On a similar note, there are new cockroaches in town. There are golden, but I do not want to immediately group them with the shower cockroaches, because I don’t know them personally yet. In any case, they apparently had a breeding party in one of my spices. I’m not sure which, since they turned what was left of it black. Who knows, maybe they nested in cinnamon—or was it oregano? The world may never know.

The point is, these little buggers (less of a pun than a reminder of the word’s origins) creep and crawl everywhere. Then again, they’re still babies and thus unnoticeable—and gone if you blow air at them just once. Also, I prefer them to the mouse droppings I often find scattered. Wow, you must think I’m disgusting. But what do you want me to do? I cannot spray my town for all things smaller than my hand.

Officially and for the record, it is unpleasant to spend close to a month in another town because your country’s having a political crisis.
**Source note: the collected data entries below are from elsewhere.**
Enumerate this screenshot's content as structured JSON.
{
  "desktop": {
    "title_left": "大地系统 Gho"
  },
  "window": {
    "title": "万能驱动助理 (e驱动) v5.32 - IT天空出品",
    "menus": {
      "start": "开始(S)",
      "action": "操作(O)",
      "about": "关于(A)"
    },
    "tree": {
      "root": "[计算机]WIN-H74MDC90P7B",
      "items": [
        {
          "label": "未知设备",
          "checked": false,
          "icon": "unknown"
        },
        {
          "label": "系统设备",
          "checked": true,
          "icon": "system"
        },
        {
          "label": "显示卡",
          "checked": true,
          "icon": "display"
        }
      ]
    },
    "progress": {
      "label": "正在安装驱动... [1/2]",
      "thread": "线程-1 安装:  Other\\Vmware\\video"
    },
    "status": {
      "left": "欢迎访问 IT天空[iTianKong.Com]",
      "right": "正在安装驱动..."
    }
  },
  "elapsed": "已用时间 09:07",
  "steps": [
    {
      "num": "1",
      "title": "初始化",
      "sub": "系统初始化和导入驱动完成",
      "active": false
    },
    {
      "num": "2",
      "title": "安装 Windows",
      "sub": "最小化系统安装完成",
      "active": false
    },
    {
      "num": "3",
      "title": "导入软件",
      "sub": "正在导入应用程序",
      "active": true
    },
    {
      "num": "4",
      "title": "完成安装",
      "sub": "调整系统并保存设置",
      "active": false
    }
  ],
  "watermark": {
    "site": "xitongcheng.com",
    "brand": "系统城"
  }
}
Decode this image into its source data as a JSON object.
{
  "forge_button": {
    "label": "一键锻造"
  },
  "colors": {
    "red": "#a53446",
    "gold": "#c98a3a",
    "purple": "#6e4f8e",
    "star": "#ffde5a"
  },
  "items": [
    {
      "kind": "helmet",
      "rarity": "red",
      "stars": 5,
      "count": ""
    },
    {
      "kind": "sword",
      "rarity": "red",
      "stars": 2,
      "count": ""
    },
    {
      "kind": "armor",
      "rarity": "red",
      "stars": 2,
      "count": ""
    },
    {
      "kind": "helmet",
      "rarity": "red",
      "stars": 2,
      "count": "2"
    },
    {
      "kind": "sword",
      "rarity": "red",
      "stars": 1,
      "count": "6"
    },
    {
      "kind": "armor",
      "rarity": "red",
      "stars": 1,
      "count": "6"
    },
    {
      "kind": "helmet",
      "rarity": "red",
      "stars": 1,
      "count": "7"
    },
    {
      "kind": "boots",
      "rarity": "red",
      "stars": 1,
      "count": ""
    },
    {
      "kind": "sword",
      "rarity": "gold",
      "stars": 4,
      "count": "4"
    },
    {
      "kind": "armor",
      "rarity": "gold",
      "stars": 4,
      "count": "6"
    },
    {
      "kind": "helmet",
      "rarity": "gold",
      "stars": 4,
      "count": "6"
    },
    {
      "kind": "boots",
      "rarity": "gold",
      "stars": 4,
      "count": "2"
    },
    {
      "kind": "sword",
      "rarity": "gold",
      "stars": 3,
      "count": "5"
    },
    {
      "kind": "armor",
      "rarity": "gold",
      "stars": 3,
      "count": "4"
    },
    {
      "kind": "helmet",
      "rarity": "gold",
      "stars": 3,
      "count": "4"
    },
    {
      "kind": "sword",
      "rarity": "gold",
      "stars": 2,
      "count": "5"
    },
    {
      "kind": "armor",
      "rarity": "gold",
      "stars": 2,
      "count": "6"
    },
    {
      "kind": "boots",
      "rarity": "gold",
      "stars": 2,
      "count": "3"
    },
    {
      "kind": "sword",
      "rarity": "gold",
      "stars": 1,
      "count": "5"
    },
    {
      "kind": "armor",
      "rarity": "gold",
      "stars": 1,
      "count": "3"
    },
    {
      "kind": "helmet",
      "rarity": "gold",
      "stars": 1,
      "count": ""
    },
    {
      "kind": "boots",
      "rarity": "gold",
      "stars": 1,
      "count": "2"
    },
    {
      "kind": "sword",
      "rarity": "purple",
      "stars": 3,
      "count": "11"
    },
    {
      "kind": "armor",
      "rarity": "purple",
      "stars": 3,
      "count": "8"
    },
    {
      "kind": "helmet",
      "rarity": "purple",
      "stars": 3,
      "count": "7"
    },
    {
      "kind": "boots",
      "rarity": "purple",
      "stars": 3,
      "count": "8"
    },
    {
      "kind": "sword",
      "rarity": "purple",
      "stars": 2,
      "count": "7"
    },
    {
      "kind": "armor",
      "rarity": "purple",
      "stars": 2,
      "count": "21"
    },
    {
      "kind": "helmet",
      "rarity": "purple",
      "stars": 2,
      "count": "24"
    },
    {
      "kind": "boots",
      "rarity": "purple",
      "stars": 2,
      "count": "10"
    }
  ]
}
Living in a cramped hotel room aside, it means you have to re-settle into your quiet town. Which you already had to do when you first moved here. And again after summer vacation. And yet again after your US trip. And when you only have four more months to go, with two trips to Tana necessary in the middle of all that, you feel a little homeless or lost or something uncomfortable. And it doesn’t help when someone you were close to left the country for good (ah, what to do when service comes to an end—and it’s staggered—not like college graduation—people slowly dropping out of your world).

So now you understand why that cup of cockroach coffee was so necessary. Sometimes a girl needs those little things that make her happy. For me that’s coffee. And no cockroach can mess with that.